The strikes were carried out in Ghazni province late Wednesday, where the defence ministry said they targeted a “base” belonging to the militants.

“Qari Aref, one of the facilitators (for Al Qaeda) was transferring these 31 terrorists, including nine suicide bombers, in several cars when targeted by airstrikes and eliminated,” the ministry said.

It described the fighters as all belonging to the Middle Eastern militant group, although a spokesman for the Ghazni governor said fighters from the Taliban-affiliated Haqqani network were also present.

The defence ministry did not specify who carried out the airstrikes. Only Afghan and US forces in Afghanistan conduct airstrikes.

The Ghazni governor’s spokesman, Mohammed Aref Noori, said the strikes had been carried out by US forces, but there was no immediate confirmation of his claim.

Meanwhile, the Taliban political chief, who headed the militants’ delegation during the most recent round of peace talks with the United States, said on Thursday that he was optimistic and assured Afghans that they had no reason to fear a settlement.

“We are very hopeful for the peace talks, because the latest round had some good dialogues which paved the way to more progress regarding peace in the future,” Mullah Abdul Ghani Baradar said in an eight-minute audio tape of an interview conducted by the Taliban and posted online.

Making his first public comments since his release last year from a Pakistan prison, Baradar sought to reassure Afghans who have worried that peace with the Taliban could herald the return of its hardline values.

“If (Afghans) think of us like brothers I trust in God that all the problems will be solved,” Baradar said, speaking in Pashto.

“I ask all our countrymen to be sure there is no need to worry. Everyone will be treated very well,” he added.

“We assure the neighbouring, regional and other countries that the upcoming system will not be against anyone, we are not under the influence of anyone, and have no aim of harm to anyone,” Baradar said.

Baradar also offered a message to Taliban fighters, saying that even though he felt the group had achieved political and military victory, they should remain composed and not become arrogant.

A gunbattle erupted on Thursday between Afghan forces and supporters of a powerful politician in the northern city of Mazar-i-Sharif who rejected the appointment of a new provincial police chief by President Ashraf Ghani, officials said.

At least five civilians and two security force personnel were wounded in the clash, the latest in a series of stand-offs between Ghani and Atta Mohammad Noor, the former governor of Balkh province who has repeatedly defied Ghani’s attempts to retain control over his northern stronghold. Noor is a leading figure in Jamiat-e Islami, a party that represents Afghanistan’s Tajik minority.
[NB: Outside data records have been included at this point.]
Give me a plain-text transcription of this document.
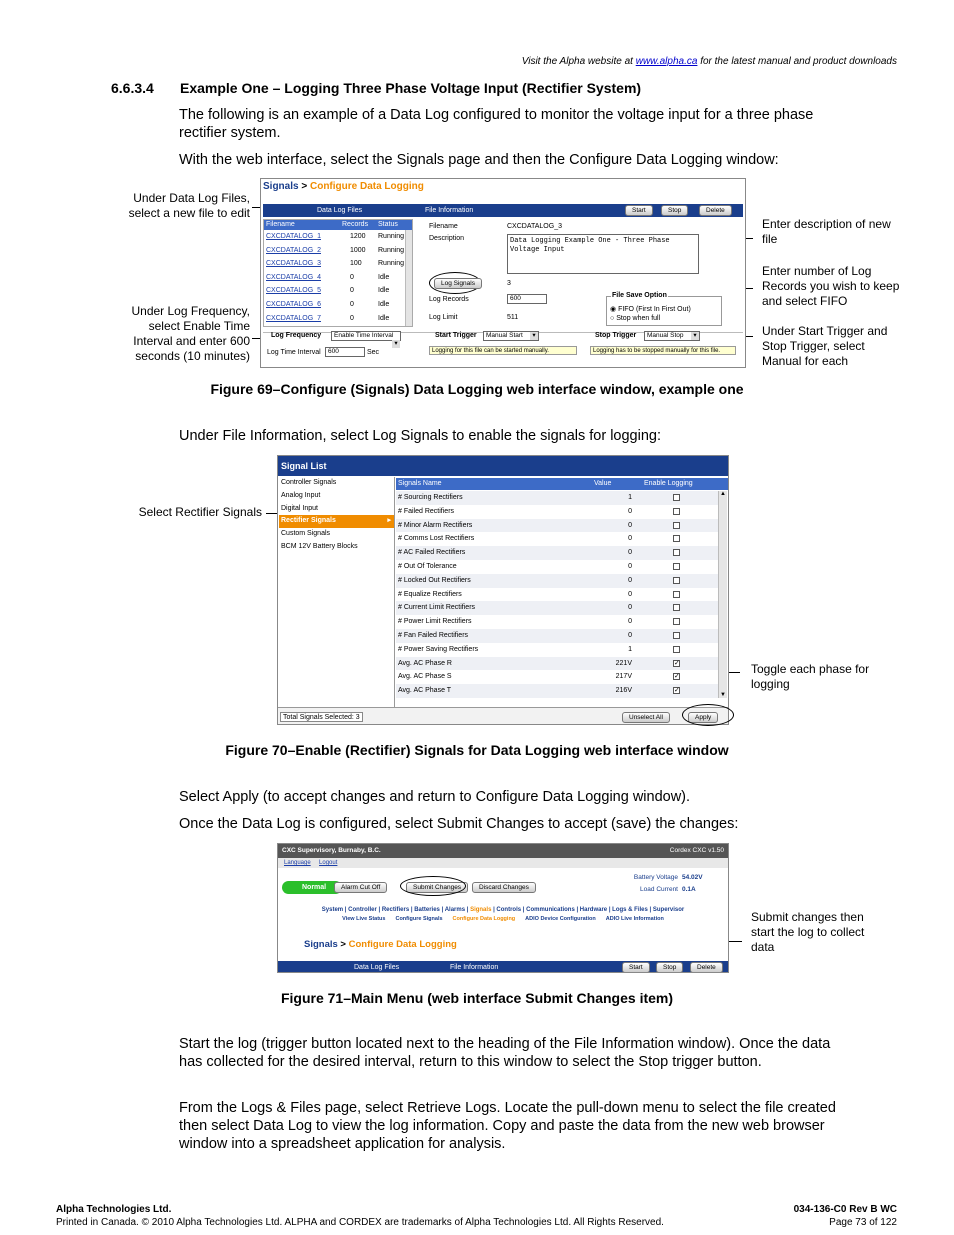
Visit the Alpha website at www.alpha.ca for the latest manual and product downloads
6.6.3.4 Example One – Logging Three Phase Voltage Input (Rectifier System)
The following is an example of a Data Log configured to monitor the voltage input for a three phase rectifier system.
With the web interface, select the Signals page and then the Configure Data Logging window:
Under Data Log Files, select a new file to edit
Under Log Frequency, select Enable Time Interval and enter 600 seconds (10 minutes)
Enter description of new file
Enter number of Log Records you wish to keep and select FIFO
Under Start Trigger and Stop Trigger, select Manual for each
Signals > Configure Data Logging
Data Log Files	File Information	Start	Stop	Delete
Filename	Records Status
CXCDATALOG_1	1200 Running
CXCDATALOG_2	1000 Running
CXCDATALOG_3	100 Running
CXCDATALOG_4	0	Idle
CXCDATALOG_5	0	Idle
CXCDATALOG_6	0	Idle
CXCDATALOG_7	0	Idle
Filename	CXCDATALOG_3
Description	Data Logging Example One - Three Phase Voltage Input
Log Signals	3
Log Records	600
Log Limit	511
File Save Option
◉ FIFO (First In First Out)
○ Stop when full
Log Frequency	Enable Time Interval
▾
Start Trigger	Manual Start	▾	Stop Trigger	Manual Stop	▾
Log Time Interval	600	Sec	Logging for this file can be started manually.	Logging has to be stopped manually for this file.
Figure 69–Configure (Signals) Data Logging web interface window, example one
Under File Information, select Log Signals to enable the signals for logging:
Select Rectifier Signals
Toggle each phase for logging
Signal List
Controller Signals
Analog Input
Digital Input
Rectifier Signals	▸
Custom Signals
BCM 12V Battery Blocks
Signals Name	Value	Enable Logging
# Sourcing Rectifiers	1
# Failed Rectifiers	0
# Minor Alarm Rectifiers	0
# Comms Lost Rectifiers	0
# AC Failed Rectifiers	0
# Out Of Tolerance	0
# Locked Out Rectifiers	0
# Equalize Rectifiers	0
# Current Limit Rectifiers	0
# Power Limit Rectifiers	0
# Fan Failed Rectifiers	0
# Power Saving Rectifiers	1
Avg. AC Phase R	221V	✓
Avg. AC Phase S	217V	✓
Avg. AC Phase T	216V	✓
▲
▼
Total Signals Selected: 3	Unselect All	Apply
Figure 70–Enable (Rectifier) Signals for Data Logging web interface window
Select Apply (to accept changes and return to Configure Data Logging window).
Once the Data Log is configured, select Submit Changes to accept (save) the changes:
Submit changes then start the log to collect data
CXC Supervisory, Burnaby, B.C.	Cordex CXC v1.50
Language Logout
Normal	Alarm Cut Off	Submit Changes	Discard Changes
Battery Voltage 54.02V
Load Current 0.1A
System | Controller | Rectifiers | Batteries | Alarms | Signals | Controls | Communications | Hardware | Logs & Files | Supervisor
View Live Status Configure Signals Configure Data Logging ADIO Device Configuration ADIO Live Information
Signals > Configure Data Logging
Data Log Files	File Information	Start	Stop	Delete
Figure 71–Main Menu (web interface Submit Changes item)
Start the log (trigger button located next to the heading of the File Information window). Once the data has collected for the desired interval, return to this window to select the Stop trigger button.
From the Logs & Files page, select Retrieve Logs. Locate the pull-down menu to select the file created then select Data Log to view the log information. Copy and paste the data from the new web browser window into a spreadsheet application for analysis.
Alpha Technologies Ltd.	034-136-C0 Rev B WC
Printed in Canada. © 2010 Alpha Technologies Ltd. ALPHA and CORDEX are trademarks of Alpha Technologies Ltd. All Rights Reserved.	Page 73 of 122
He served as Balkh’s governor for more than a decade.

Noor accused Ghani of trying to remove a potential rival and divide Jamiat by appointing his supporters to powerful posts to manipulate the presidential elections in July.

In a statement posted online, Noor called on city residents to keep shops and markets closed. He said Ghani must withdraw the appointment of Abdul Raqib Mobarez as the province’s new police chief.

“The presidential palace has always been plotting conspiracies with its arbitrary policies. I ask all residents, men and women, of Balkh to be fully ready for defending their dignity,” said Noor.

A senior official at the presidential palace said Ghani’s decision to appoint a new police chief in Balkh was “free from bias.” Separately, authorities are investigating an errant US bombing of an Afghan military base in the country’s south that killed at least five Afghan troops, a lawmaker said on Thursday.

Lawmaker Obaidullah Barikzai from Uruzgan province said that Afghan soldiers inside the base in Tarin Kot believed a darkened convoy approaching the base was the Taliban — not US and Afghan forces — and opened fire, invoking a blistering retaliation.